As well, residents are reluctant to fly on the 748s since two of the planes had engine difficulties while flying the High Arctic route, Salluviniq said.
The proposed military school may not bring back the jets, but it could bump the number of visitors up, leading to more spending in the community.
In December, during the lead-up to the federal election, Stephen Harper promised a military training centre in Cambridge Bay, as part of the Tory’s plans to beef up Canadian sovereignty in the Arctic.
The training centre would provide cold-weather training for Canada’s soldiers.
During Harper’s announcement, he said the school would be staffed by up to 100 regular Canadian Forces personnel. It’s unclear whether these troops would be permanently stationed, or rotated in and out.
It’s also unclear whether the training would involve Canadian Rangers teaching southern soldiers, or southern soldiers teaching Canadian Rangers — or both.
But since the election, military officials have since suggested that Resolute is a better location.
That’s probably because Resolute is already a hub for military activity in the High Arctic, during annual sovereignty exercises and cold-weather training.
And Resolute is closer than Cambridge Bay to the Northwest Passage.
That could matter as the Arctic continues to experience a warming climate and thinning sea ice, which could make the Northwest Passage a viable route for commercial shipping.
Some countries, such as the United States, maintain the passage is international waters. To counter that claim, Canada needs to demonstrate its sovereignty over these waters, according to defence critics.
A greater concentration of military troops near the Northwest Passage could do that.

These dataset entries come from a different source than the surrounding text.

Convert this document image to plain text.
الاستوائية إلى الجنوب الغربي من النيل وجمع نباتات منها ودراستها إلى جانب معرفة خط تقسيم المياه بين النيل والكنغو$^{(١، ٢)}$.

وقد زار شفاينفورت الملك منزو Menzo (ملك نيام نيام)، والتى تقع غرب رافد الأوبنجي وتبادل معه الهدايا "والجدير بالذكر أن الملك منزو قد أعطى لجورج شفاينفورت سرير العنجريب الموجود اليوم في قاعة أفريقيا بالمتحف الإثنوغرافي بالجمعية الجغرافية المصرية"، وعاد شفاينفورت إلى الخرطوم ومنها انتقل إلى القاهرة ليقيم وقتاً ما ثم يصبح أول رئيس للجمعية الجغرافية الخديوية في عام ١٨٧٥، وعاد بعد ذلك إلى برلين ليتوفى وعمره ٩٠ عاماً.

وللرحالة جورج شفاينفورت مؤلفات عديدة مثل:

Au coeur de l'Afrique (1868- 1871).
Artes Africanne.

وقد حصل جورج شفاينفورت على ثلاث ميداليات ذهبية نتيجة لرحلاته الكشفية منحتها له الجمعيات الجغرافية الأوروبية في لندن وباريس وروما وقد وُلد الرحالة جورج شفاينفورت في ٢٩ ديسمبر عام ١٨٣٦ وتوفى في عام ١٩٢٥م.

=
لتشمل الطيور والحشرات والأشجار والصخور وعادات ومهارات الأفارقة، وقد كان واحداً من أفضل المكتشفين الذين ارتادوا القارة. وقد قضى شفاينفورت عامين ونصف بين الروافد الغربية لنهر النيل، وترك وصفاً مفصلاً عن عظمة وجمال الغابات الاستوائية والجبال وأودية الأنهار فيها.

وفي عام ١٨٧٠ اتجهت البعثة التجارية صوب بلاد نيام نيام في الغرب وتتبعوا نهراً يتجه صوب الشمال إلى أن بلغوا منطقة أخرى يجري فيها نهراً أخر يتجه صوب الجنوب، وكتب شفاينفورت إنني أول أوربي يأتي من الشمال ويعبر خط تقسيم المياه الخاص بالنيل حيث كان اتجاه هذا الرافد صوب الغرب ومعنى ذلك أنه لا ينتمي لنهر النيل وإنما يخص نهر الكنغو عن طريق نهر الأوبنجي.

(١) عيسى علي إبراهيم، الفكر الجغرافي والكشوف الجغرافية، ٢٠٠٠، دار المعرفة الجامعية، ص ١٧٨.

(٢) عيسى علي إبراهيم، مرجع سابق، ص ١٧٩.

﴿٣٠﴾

Resolute sits on the southern end of Cornwallis Island, facing towards Viscount Melville Sound, which opens towards the Beaufort Sea.
In contrast, Cambridge Bay is on “the wrong side” of Victoria Island, facing south to Queen Maud Gulf, rather than towards the Northwest Passage, points out a recent article in the Canadian-American Strategic review, an online journal published by Simon Fraser University.
The article suggests the training centre was first offered to Cambridge Bay as a “consolation prize” for missing out on a deep-water sea port, which was instead offered to Iqaluit during the election campaign.
Since then, the Government of Nunavut has made it known that it wants six other communities considered as possible port locations, including Kimmirut — and Resolute Bay.
Not surprisingly, the plan to shift the Arctic training centre to Resolute hasn’t gone down as well in Cambridge Bay.
Last week Cambridge Bay’s mayor, Michelle Gillis, panned these updated plans on the radio, saying that it was “rude” that O’Connor never stopped in Cambridge Bay during his pan-territorial tour two weeks ago.
Premier Paul Okalik is also at odds with the Tories over the plan to put the training centre in Resolute, saying he prefers the base be located in Cambridge Bay.